Festivals in Peru
Peruvians know how to live life. We like to joke that there are 366 festivals a year in Peru – one for every day plus a spare! The truth is that joyous and colorful celebrations are one of the most fascinating and enduring parts of Peruvian culture. There are so many festivals in the Sacred Valley – Inti Raymi, Ollanta Raymi, Bajada de Reyes, Dia de los Compadres, etc., that it is difficult to know where even to begin.
See KB dancing as a Majeno HERE
But not that difficult, and we know exactly where to start – Choquekilka. Words can hardly describe this amazing spectacle, so we will primarily use photos instead. Based loosely on Pentecostal traditions and infused with a heavy dose of Incan beliefs, this four day party in Ollantaytambo simply has to be seen and experienced in order to be believed.
See a couple of local kids dancing HERE
The story, dress and culture of each dance is unique and tells a piece of Peru’s history, from the Chilean invaders to the African slaves to the traditional indigenous Quechua themes. Today, the fiesta brings the people of the town together to celebrate their common heritage and cement social ties – much as it has for many centuries
Most of the dances’ stories center around Spanish oppression after the Conquest of the Incas in the mid 1500′s. Forced to capitulate, at least on the surface, to the Christian beliefs and rituals of their conquerors, the Incas found ways to continue to express their own traditions. In the dance known as the Majenos, for example, the dancers represent Spanish hacienda owners of the 16th and 17th century who had nothing better to do all day than drink and sit around – thus the bulbous noses, large bellies, and bottles of beer.
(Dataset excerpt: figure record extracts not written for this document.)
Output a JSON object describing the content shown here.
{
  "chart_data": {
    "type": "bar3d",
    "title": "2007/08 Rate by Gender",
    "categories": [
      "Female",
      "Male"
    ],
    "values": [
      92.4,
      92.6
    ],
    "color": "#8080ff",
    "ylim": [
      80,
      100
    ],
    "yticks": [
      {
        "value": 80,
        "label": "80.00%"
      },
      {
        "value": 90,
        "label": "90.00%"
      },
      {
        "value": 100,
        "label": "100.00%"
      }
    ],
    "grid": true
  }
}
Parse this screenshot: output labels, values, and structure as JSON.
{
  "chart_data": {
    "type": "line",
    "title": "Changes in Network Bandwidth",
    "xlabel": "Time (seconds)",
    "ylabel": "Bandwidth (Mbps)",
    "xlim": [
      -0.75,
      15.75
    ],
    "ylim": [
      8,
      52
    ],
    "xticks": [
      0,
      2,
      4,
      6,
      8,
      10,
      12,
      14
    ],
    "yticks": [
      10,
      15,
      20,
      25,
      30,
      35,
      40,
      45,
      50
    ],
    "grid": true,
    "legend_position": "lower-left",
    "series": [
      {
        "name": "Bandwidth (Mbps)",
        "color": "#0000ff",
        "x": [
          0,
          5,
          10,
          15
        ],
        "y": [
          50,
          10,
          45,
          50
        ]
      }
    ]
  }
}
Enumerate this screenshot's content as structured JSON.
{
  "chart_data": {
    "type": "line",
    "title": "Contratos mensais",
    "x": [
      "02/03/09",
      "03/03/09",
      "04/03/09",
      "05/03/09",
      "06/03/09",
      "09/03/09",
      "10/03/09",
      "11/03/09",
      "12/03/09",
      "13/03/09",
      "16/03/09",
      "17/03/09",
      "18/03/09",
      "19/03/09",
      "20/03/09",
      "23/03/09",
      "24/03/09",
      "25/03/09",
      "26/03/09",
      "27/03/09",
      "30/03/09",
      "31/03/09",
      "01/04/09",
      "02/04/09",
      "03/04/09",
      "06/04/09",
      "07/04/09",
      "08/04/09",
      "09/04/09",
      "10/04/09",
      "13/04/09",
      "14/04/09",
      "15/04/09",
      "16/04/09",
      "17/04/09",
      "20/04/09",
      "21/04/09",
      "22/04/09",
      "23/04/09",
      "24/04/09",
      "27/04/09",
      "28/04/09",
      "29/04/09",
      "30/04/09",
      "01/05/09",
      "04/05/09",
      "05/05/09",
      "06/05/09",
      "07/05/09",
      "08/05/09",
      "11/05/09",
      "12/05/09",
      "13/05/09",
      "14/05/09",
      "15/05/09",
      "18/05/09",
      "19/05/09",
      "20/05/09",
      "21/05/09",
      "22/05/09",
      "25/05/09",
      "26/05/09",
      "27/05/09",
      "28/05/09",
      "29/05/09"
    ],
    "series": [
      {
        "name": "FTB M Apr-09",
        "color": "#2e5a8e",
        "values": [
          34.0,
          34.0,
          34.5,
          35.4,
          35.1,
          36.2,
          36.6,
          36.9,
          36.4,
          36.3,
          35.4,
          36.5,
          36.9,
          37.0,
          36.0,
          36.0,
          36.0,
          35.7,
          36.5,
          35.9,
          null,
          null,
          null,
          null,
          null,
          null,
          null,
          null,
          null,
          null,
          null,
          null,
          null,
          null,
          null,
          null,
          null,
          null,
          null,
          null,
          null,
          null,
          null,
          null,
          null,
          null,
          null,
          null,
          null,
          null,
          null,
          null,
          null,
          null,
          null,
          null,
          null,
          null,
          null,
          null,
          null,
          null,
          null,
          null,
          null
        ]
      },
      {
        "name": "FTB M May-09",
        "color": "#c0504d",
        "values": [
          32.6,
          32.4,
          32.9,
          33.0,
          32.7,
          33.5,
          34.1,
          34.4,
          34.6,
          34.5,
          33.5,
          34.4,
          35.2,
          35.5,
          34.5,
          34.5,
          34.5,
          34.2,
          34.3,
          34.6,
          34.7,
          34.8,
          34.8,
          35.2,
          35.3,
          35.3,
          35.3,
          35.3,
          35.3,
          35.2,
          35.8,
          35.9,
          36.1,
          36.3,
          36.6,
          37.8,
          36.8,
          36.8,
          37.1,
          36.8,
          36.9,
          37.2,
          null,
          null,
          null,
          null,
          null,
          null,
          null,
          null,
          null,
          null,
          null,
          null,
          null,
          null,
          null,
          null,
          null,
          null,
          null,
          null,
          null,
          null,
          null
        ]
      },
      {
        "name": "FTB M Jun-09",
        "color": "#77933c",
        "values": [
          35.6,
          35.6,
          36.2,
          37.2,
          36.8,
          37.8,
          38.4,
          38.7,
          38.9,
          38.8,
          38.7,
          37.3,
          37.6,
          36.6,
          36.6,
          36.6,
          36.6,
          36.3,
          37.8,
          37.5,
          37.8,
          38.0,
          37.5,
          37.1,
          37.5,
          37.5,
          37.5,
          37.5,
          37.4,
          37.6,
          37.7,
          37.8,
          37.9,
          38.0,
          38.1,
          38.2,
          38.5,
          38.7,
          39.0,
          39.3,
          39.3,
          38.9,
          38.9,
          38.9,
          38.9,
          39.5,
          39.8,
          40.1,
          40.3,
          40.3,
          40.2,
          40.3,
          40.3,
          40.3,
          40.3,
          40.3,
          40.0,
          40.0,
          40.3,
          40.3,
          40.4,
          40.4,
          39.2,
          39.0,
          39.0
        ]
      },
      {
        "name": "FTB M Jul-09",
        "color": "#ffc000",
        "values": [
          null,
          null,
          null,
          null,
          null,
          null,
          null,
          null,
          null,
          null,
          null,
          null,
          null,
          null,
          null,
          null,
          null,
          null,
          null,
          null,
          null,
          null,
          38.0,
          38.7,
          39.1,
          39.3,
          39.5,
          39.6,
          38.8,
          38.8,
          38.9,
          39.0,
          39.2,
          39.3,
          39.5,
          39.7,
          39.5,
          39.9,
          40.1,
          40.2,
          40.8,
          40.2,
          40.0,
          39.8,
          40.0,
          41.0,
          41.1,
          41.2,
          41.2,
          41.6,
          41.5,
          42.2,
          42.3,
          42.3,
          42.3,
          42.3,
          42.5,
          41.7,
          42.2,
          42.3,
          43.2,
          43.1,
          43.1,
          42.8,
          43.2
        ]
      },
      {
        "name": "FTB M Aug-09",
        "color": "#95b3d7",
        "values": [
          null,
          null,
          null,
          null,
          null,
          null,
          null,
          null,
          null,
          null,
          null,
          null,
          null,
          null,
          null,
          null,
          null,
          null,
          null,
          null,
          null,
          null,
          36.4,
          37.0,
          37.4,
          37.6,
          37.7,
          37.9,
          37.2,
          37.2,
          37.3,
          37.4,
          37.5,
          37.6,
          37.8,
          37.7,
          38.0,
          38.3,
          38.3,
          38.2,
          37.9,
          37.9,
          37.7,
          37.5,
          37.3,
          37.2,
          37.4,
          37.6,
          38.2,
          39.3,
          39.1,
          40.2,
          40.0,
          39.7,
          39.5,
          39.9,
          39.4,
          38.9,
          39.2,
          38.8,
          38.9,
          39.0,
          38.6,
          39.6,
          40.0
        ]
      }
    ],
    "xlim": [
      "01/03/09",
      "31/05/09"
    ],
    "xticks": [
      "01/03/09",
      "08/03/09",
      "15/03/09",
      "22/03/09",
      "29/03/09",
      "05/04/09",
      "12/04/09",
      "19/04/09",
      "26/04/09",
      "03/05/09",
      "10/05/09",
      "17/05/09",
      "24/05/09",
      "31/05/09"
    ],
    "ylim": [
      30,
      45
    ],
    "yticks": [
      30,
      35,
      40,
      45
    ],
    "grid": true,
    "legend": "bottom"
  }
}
It is hard to describe the atmosphere of this festival, but few travel experiences can match the feeling of sitting in the central Plaza de Armas in Ollantaytambo when suddenly the strains of blaring trumpets and upbeat marching music come filtering into the square, followed by a band of leather jacketed majenos gaily marching past – priceless!
Once the Spanish caught on to this, public gathering and dances were banned and the Inca culture and religion was forced underground – hence the masks, which allowed for anonymous participation and celebration. Other dances include Ccapac Negro, Ccapac Coya, las Panaderas, and many others. Nearly the whole town participates in this festival, so much so that one should know that although most businesses in town are still open during the festival, many are not and those that are tend to run on a pretty small staff or temporary workers, so be sure to have some patience with your chosen hotel and restuauants.
See a longer (41 minute) clip of the festival HERE
This festival takes place in late May or early June each year, this year the party starts May 27th, 2012. Given that May is by far the best month to visit Peru – lower crowds, perfect sunny weather, and still-green scenery – we can’t think of a better reason to get off the fence and book your once-in-a-lifetime trip to Ollantaytambo, Machu Picchu, and Peru!
And if you can’t make it this year be sure to check back to this site after July 2012, when you will be able to download a preview of the professional documentary we are making of this festival. The cultural integrity of Peru and the Sacred Valley of the Incas remains surprisingly pure considering the grown of tourism here, and the festival of Choquekilka is one of the best examples of that.
The festival continues virtually unaffected and unchanged by outside influences, making it one of the very best reasons to travel to another country and culture. We aim to capture this amazing celebration while still in its purest form, and while coming here in person is by far the best way to experience it, the hope is that the film will allow others who cannot come to still be able to enjoy and appreciate it.